Force escalation, by contrast, is self-defeating. An agent that raises its force (Lambda) to punish a defector degrades all of its interactions—including the cooperative ones that generate its long-run stability. The physics makes this tradeoff precise and calculable.
Why This Matters
The retaliation-without-escalation finding translates directly to domains where the temptation to “hit back harder” is strong. In trade policy, retaliatory tariffs (force escalation) damage the retaliating economy’s other trade relationships. Targeted withdrawal of cooperation—reducing specific trade benefits—punishes the defector without collateral damage. In corporate competition, aggressive pricing wars (force escalation) erode margins for everyone. Selective disengagement from partnerships with bad actors preserves the rest of the network.

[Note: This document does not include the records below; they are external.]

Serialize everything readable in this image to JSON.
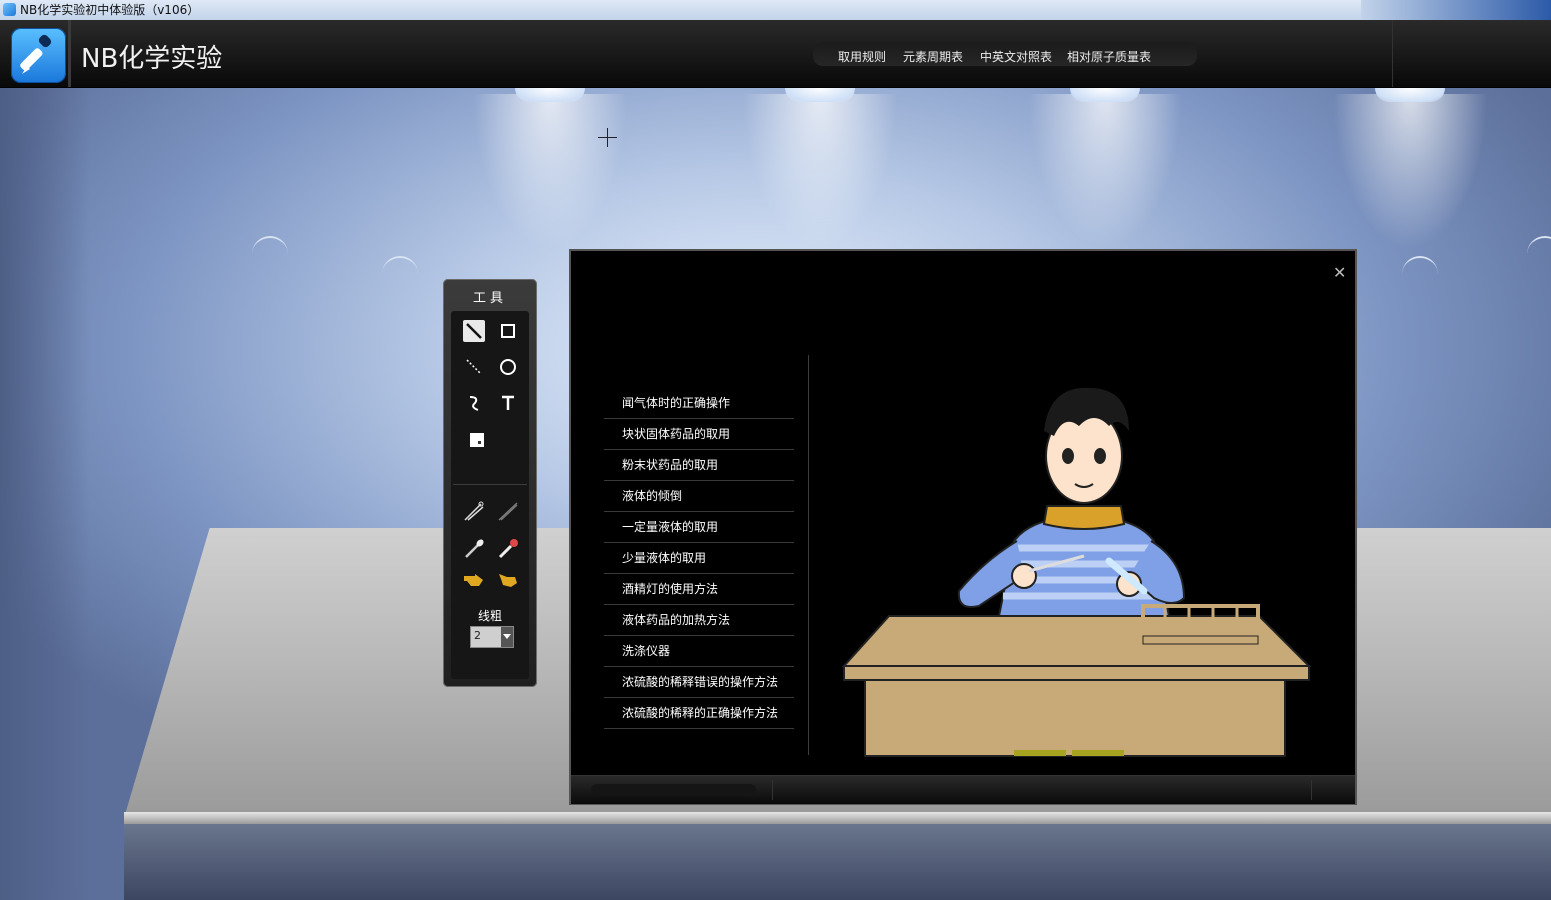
{
  "window": {
    "title": "NB化学实验初中体验版（v106）"
  },
  "header": {
    "brand": "NB化学实验",
    "nav": [
      "取用规则",
      "元素周期表",
      "中英文对照表",
      "相对原子质量表"
    ]
  },
  "tools": {
    "title": "工具",
    "line_width_label": "线粗",
    "line_width_value": "2",
    "icons": [
      "line-icon",
      "rectangle-icon",
      "dashed-line-icon",
      "circle-icon",
      "curve-icon",
      "text-icon",
      "eraser-icon",
      "tongs-icon",
      "tweezers-icon",
      "spoon-icon",
      "dropper-icon",
      "hand-pointer-icon",
      "hand-grab-icon"
    ]
  },
  "panel": {
    "menu": [
      "闻气体时的正确操作",
      "块状固体药品的取用",
      "粉末状药品的取用",
      "液体的倾倒",
      "一定量液体的取用",
      "少量液体的取用",
      "酒精灯的使用方法",
      "液体药品的加热方法",
      "洗涤仪器",
      "浓硫酸的稀释错误的操作方法",
      "浓硫酸的稀释的正确操作方法"
    ],
    "close_icon": "close-icon"
  },
  "colors": {
    "header": "#0f0f0f",
    "accent": "#1a77db",
    "table": "#c8aa78"
  }
}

The regime structure provides an even more fundamental tool: the ability to diagnose whether a system is in abundance, dilemma, or scarcity from its structural parameters alone. A system in abundance doesn’t need governance mechanisms—cooperation takes care of itself. A system in scarcity can’t be saved by better strategies—the physics are against it. Governance and institutional design matter most in the dilemma regime, where the system could go either way. Knowing which regime you’re in is the first step toward knowing what to do about it.
Conclusion
EXP-004 demonstrates that cooperative dynamics emerge robustly from domain-agnostic stability physics across 291,600 tournaments, 15 strategies, and 1,458 parameter configurations—without event scripting, payoff matrices, or game-theoretic semantics. The geometric interpretation of cooperation proposed in EXP-002, that cooperative dominance is a structural property of stability landscapes rather than a strategic outcome, is strengthened by its persistence across hundreds of thousands of independent tournaments.
These results are a demonstration of compatibility between the stability framework and established game-theoretic findings, not a claim to have replaced game theory. The key structural insight—that cooperation is the valley in a stability landscape, not a choice made by rational agents—is consistent with decades of game-theoretic research but derives from independent physical foundations.
This is the second of three computational studies. The Paperclip Maximizer demonstrates that stability constraints outperform unconstrained optimization in single-agent settings, and The Commons Test extends cooperation dynamics to multi-agent competition, revealing the institutional mechanisms that determine whether shared resources survive or collapse.